SAL - LAS po dniu drugim

 Po dniu drugim zabawy w leśnika mogę się pochwalić ukończeniem strony nr 1


Na razie muszę go odlożyć, bo kartki wielkanocne czekają na zrobienie i wysłanie :)

poniedziałek, 18 marca 2013

Idę w las i ja - cz.1

I przyszła pora na mnie aby wybrać się do lasu... To efekt po pierwszych kilku godzinach...
I tu zbliżenie na krzaczek z lampą...
... i bez...
Może zauważyłyście, że całkowicie zmieniłam materiały do wykonania tego haftu. Len przeszedł w kanwę 20 a mulina DMC 5200 w Ariadnę marka fabryczna nr 404 (kolorek podchodzi pod ten ze zbliżenia z lampą).
Za tydzień powrócę pochwalić się postępami :)
Tara.



niedziela, 17 marca 2013

Wieści na dziś...

Chętnie pokażę postępy w moim hafcie. Zaczęło przybywać wczoraj, a dzisiaj dodałam srebrną nitkę. Podoba mi się. Ciekawa jestem, czy Wam się też spodoba.

Nie ma niestety dobrego aparatu i zdjęcia nie oddają rzeczywistości, w której widać "skrzenie się" trochę tak jak na śniegu. Czyli jest taki efekt jaki chciałam osiągnąć.
Pozdrawiam serdecznie

Dorota - Prezentownia - dwa meldunki w jednym :)


Mój las rośnie powolutku.... w terminie nie zaczęłam ale postaram się go skończyć. Jestem w krzakach a nie w lesie. Swoją pracę wykonuję na lnie lnianymi nićmi. Na razie jest to kolor 833 ale w przyszłości zwierzaki będą innym kolorem o ile je znajdę w tym lesie :)
Pozdrawiam wszystkich SAL'owiczów

sobota, 16 marca 2013

Ann Margaret - postęp 1

Las powoli, ale rośnie:) Jak do tej pory, prułam tylko raz - kiedy to pomyliłam się o jedną niteczkę (ach, ten len) i krzyżyk wyszedł mi 3 na 2 nitki:)) Na szczęście do sprucia było tylko kilka krzyżyków.

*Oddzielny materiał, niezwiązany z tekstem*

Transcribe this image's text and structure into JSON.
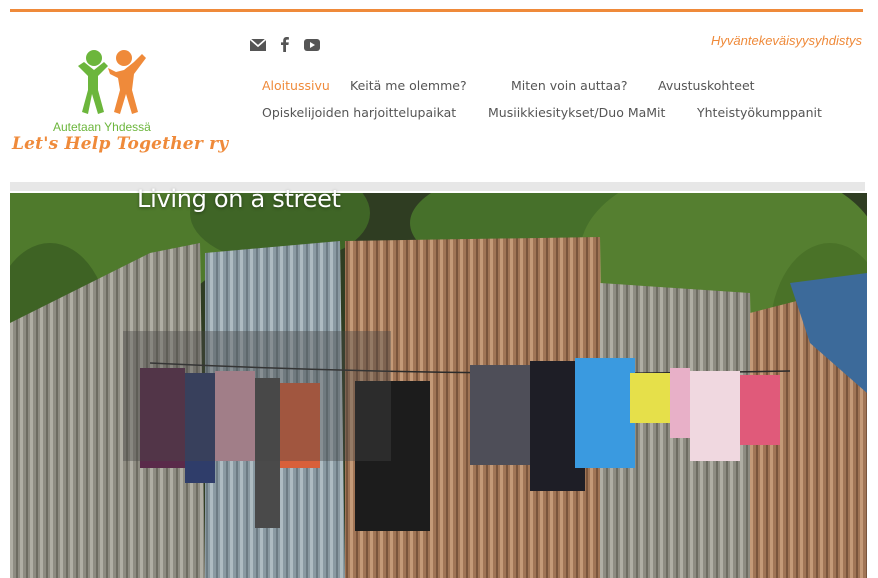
{
  "branding": {
    "logo_tagline": "Autetaan Yhdessä",
    "logo_title": "Let's Help Together ry",
    "org_type": "Hyväntekeväisyysyhdistys",
    "accent_color": "#ef8a3a",
    "green_color": "#6cb63c"
  },
  "social": {
    "icons": [
      "mail-icon",
      "facebook-icon",
      "youtube-icon"
    ]
  },
  "nav": {
    "row1": [
      "Aloitussivu",
      "Keitä me olemme?",
      "Miten voin auttaa?",
      "Avustuskohteet"
    ],
    "row2": [
      "Opiskelijoiden harjoittelupaikat",
      "Musiikkiesitykset/Duo MaMit",
      "Yhteistyökumppanit"
    ],
    "active": "Aloitussivu"
  },
  "hero": {
    "caption": "Living on a street"
  }
}
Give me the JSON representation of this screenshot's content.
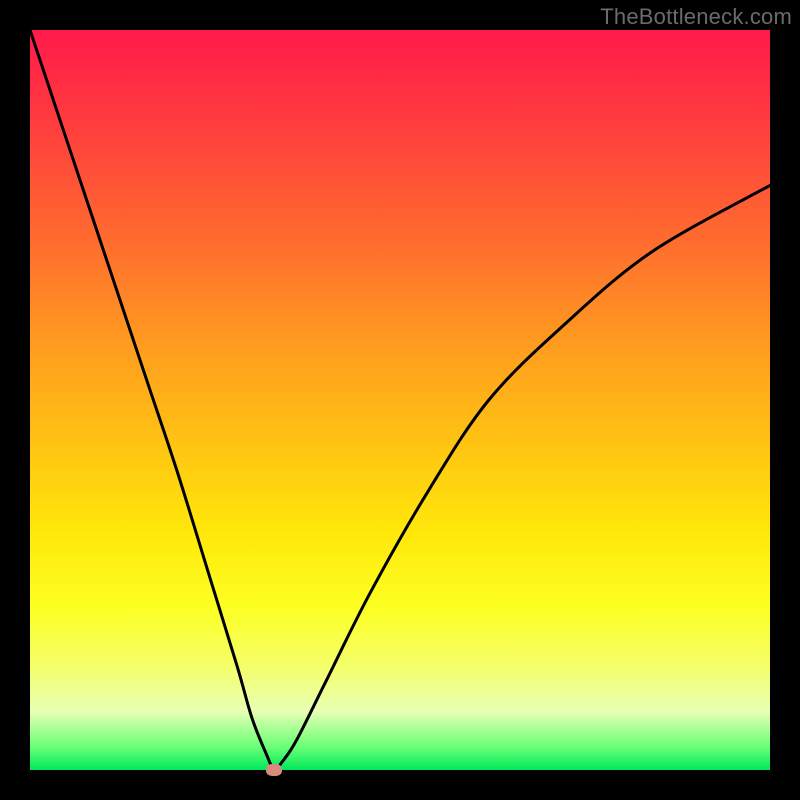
{
  "watermark": "TheBottleneck.com",
  "chart_data": {
    "type": "line",
    "title": "",
    "xlabel": "",
    "ylabel": "",
    "xlim": [
      0,
      100
    ],
    "ylim": [
      0,
      100
    ],
    "background_gradient": {
      "top_color": "#ff1a4b",
      "bottom_color": "#00e85a",
      "meaning": "top = high bottleneck, bottom = no bottleneck"
    },
    "series": [
      {
        "name": "bottleneck-curve",
        "x": [
          0,
          4,
          8,
          12,
          16,
          20,
          24,
          28,
          30,
          32,
          33,
          34,
          36,
          40,
          46,
          54,
          62,
          72,
          84,
          100
        ],
        "y": [
          100,
          88,
          76,
          64,
          52,
          40,
          27,
          14,
          7,
          2,
          0,
          1,
          4,
          12,
          24,
          38,
          50,
          60,
          70,
          79
        ]
      }
    ],
    "marker": {
      "name": "optimal-point",
      "x": 33,
      "y": 0,
      "color": "#d98a7e"
    }
  }
}
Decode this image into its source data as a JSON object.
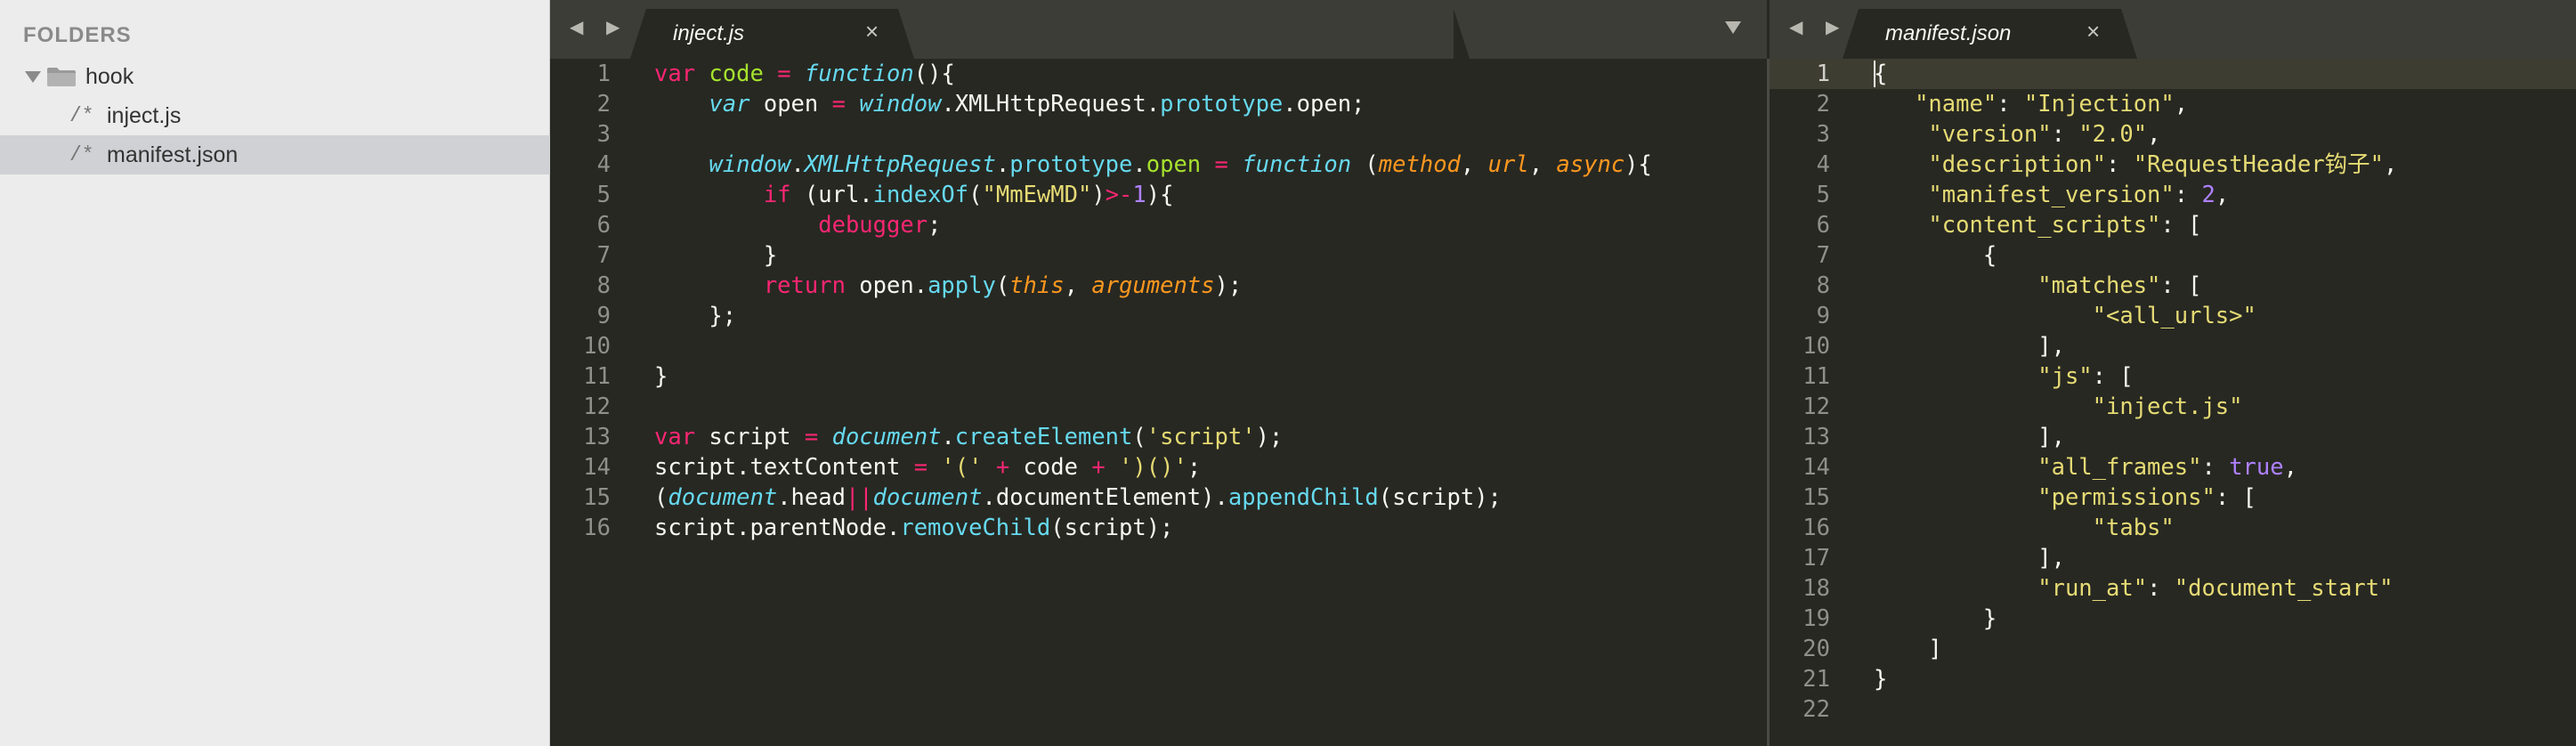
{
  "sidebar": {
    "heading": "FOLDERS",
    "folder": {
      "name": "hook",
      "icon": "folder-icon"
    },
    "files": [
      {
        "icon": "/*",
        "name": "inject.js",
        "selected": false
      },
      {
        "icon": "/*",
        "name": "manifest.json",
        "selected": true
      }
    ]
  },
  "left_pane": {
    "tab": {
      "label": "inject.js",
      "close": "×"
    },
    "nav": "◀ ▶",
    "lines": [
      [
        [
          "k",
          "var"
        ],
        [
          "w",
          " "
        ],
        [
          "f",
          "code"
        ],
        [
          "w",
          " "
        ],
        [
          "k",
          "="
        ],
        [
          "w",
          " "
        ],
        [
          "ci",
          "function"
        ],
        [
          "w",
          "(){"
        ]
      ],
      [
        [
          "w",
          "    "
        ],
        [
          "ci",
          "var"
        ],
        [
          "w",
          " open "
        ],
        [
          "k",
          "="
        ],
        [
          "w",
          " "
        ],
        [
          "ci",
          "window"
        ],
        [
          "w",
          "."
        ],
        [
          "w",
          "XMLHttpRequest"
        ],
        [
          "w",
          "."
        ],
        [
          "c",
          "prototype"
        ],
        [
          "w",
          ".open;"
        ]
      ],
      [],
      [
        [
          "w",
          "    "
        ],
        [
          "ci",
          "window"
        ],
        [
          "w",
          "."
        ],
        [
          "ci",
          "XMLHttpRequest"
        ],
        [
          "w",
          "."
        ],
        [
          "c",
          "prototype"
        ],
        [
          "w",
          "."
        ],
        [
          "f",
          "open"
        ],
        [
          "w",
          " "
        ],
        [
          "k",
          "="
        ],
        [
          "w",
          " "
        ],
        [
          "ci",
          "function"
        ],
        [
          "w",
          " ("
        ],
        [
          "p",
          "method"
        ],
        [
          "w",
          ", "
        ],
        [
          "p",
          "url"
        ],
        [
          "w",
          ", "
        ],
        [
          "p",
          "async"
        ],
        [
          "w",
          "){"
        ]
      ],
      [
        [
          "w",
          "        "
        ],
        [
          "k",
          "if"
        ],
        [
          "w",
          " (url."
        ],
        [
          "c",
          "indexOf"
        ],
        [
          "w",
          "("
        ],
        [
          "s",
          "\"MmEwMD\""
        ],
        [
          "w",
          ")"
        ],
        [
          "k",
          ">-"
        ],
        [
          "n",
          "1"
        ],
        [
          "w",
          "){"
        ]
      ],
      [
        [
          "w",
          "            "
        ],
        [
          "k",
          "debugger"
        ],
        [
          "w",
          ";"
        ]
      ],
      [
        [
          "w",
          "        }"
        ]
      ],
      [
        [
          "w",
          "        "
        ],
        [
          "k",
          "return"
        ],
        [
          "w",
          " open."
        ],
        [
          "c",
          "apply"
        ],
        [
          "w",
          "("
        ],
        [
          "p",
          "this"
        ],
        [
          "w",
          ", "
        ],
        [
          "p",
          "arguments"
        ],
        [
          "w",
          ");"
        ]
      ],
      [
        [
          "w",
          "    };"
        ]
      ],
      [],
      [
        [
          "w",
          "}"
        ]
      ],
      [],
      [
        [
          "k",
          "var"
        ],
        [
          "w",
          " script "
        ],
        [
          "k",
          "="
        ],
        [
          "w",
          " "
        ],
        [
          "ci",
          "document"
        ],
        [
          "w",
          "."
        ],
        [
          "c",
          "createElement"
        ],
        [
          "w",
          "("
        ],
        [
          "s",
          "'script'"
        ],
        [
          "w",
          ");"
        ]
      ],
      [
        [
          "w",
          "script.textContent "
        ],
        [
          "k",
          "="
        ],
        [
          "w",
          " "
        ],
        [
          "s",
          "'('"
        ],
        [
          "w",
          " "
        ],
        [
          "k",
          "+"
        ],
        [
          "w",
          " code "
        ],
        [
          "k",
          "+"
        ],
        [
          "w",
          " "
        ],
        [
          "s",
          "')()'"
        ],
        [
          "w",
          ";"
        ]
      ],
      [
        [
          "w",
          "("
        ],
        [
          "ci",
          "document"
        ],
        [
          "w",
          ".head"
        ],
        [
          "k",
          "||"
        ],
        [
          "ci",
          "document"
        ],
        [
          "w",
          ".documentElement)."
        ],
        [
          "c",
          "appendChild"
        ],
        [
          "w",
          "(script);"
        ]
      ],
      [
        [
          "w",
          "script.parentNode."
        ],
        [
          "c",
          "removeChild"
        ],
        [
          "w",
          "(script);"
        ]
      ]
    ]
  },
  "right_pane": {
    "tab": {
      "label": "manifest.json",
      "close": "×"
    },
    "nav": "◀ ▶",
    "lines": [
      [
        [
          "w",
          "{"
        ]
      ],
      [
        [
          "w",
          "   "
        ],
        [
          "s",
          "\"name\""
        ],
        [
          "w",
          ": "
        ],
        [
          "s",
          "\"Injection\""
        ],
        [
          "w",
          ","
        ]
      ],
      [
        [
          "w",
          "    "
        ],
        [
          "s",
          "\"version\""
        ],
        [
          "w",
          ": "
        ],
        [
          "s",
          "\"2.0\""
        ],
        [
          "w",
          ","
        ]
      ],
      [
        [
          "w",
          "    "
        ],
        [
          "s",
          "\"description\""
        ],
        [
          "w",
          ": "
        ],
        [
          "s",
          "\"RequestHeader钩子\""
        ],
        [
          "w",
          ","
        ]
      ],
      [
        [
          "w",
          "    "
        ],
        [
          "s",
          "\"manifest_version\""
        ],
        [
          "w",
          ": "
        ],
        [
          "n",
          "2"
        ],
        [
          "w",
          ","
        ]
      ],
      [
        [
          "w",
          "    "
        ],
        [
          "s",
          "\"content_scripts\""
        ],
        [
          "w",
          ": ["
        ]
      ],
      [
        [
          "w",
          "        {"
        ]
      ],
      [
        [
          "w",
          "            "
        ],
        [
          "s",
          "\"matches\""
        ],
        [
          "w",
          ": ["
        ]
      ],
      [
        [
          "w",
          "                "
        ],
        [
          "s",
          "\"<all_urls>\""
        ]
      ],
      [
        [
          "w",
          "            ],"
        ]
      ],
      [
        [
          "w",
          "            "
        ],
        [
          "s",
          "\"js\""
        ],
        [
          "w",
          ": ["
        ]
      ],
      [
        [
          "w",
          "                "
        ],
        [
          "s",
          "\"inject.js\""
        ]
      ],
      [
        [
          "w",
          "            ],"
        ]
      ],
      [
        [
          "w",
          "            "
        ],
        [
          "s",
          "\"all_frames\""
        ],
        [
          "w",
          ": "
        ],
        [
          "n",
          "true"
        ],
        [
          "w",
          ","
        ]
      ],
      [
        [
          "w",
          "            "
        ],
        [
          "s",
          "\"permissions\""
        ],
        [
          "w",
          ": ["
        ]
      ],
      [
        [
          "w",
          "                "
        ],
        [
          "s",
          "\"tabs\""
        ]
      ],
      [
        [
          "w",
          "            ],"
        ]
      ],
      [
        [
          "w",
          "            "
        ],
        [
          "s",
          "\"run_at\""
        ],
        [
          "w",
          ": "
        ],
        [
          "s",
          "\"document_start\""
        ]
      ],
      [
        [
          "w",
          "        }"
        ]
      ],
      [
        [
          "w",
          "    ]"
        ]
      ],
      [
        [
          "w",
          "}"
        ]
      ],
      []
    ]
  },
  "colors": {
    "bg": "#272822",
    "keyword": "#f92672",
    "string": "#e6db74",
    "number": "#ae81ff",
    "function_name": "#a6e22e",
    "support": "#66d9ef",
    "param": "#fd971f"
  }
}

Cieszę się, że zaczęłam od środkowego, największego drzewa, bo potem to już będzie tylko z górki, i to w obie strony:))

 photo salsosnowy02.jpg

Jak widać, drzewko zyskało podstawę i jakieś pół korony, dzięki czemu przestało przypominać słup wysokiego napięcia:D

Podziwiam Was dziewczyny, za te motorki w igłach - ale dzięki temu czuję się bardziej zdopingowana.

postępy 2

Oto jak wygląda mój las




Serdeczne pozdrowienia dla wszystkich uczestniczek  Paulina
Sal sosnowy- drugi tydzień

Hej:)  wybaczcie mi Borysowy ogon na fotce, ale rozkokosił się na kanwie i za diabła nie zamierzał zejść, aż sie zabarykadował!:)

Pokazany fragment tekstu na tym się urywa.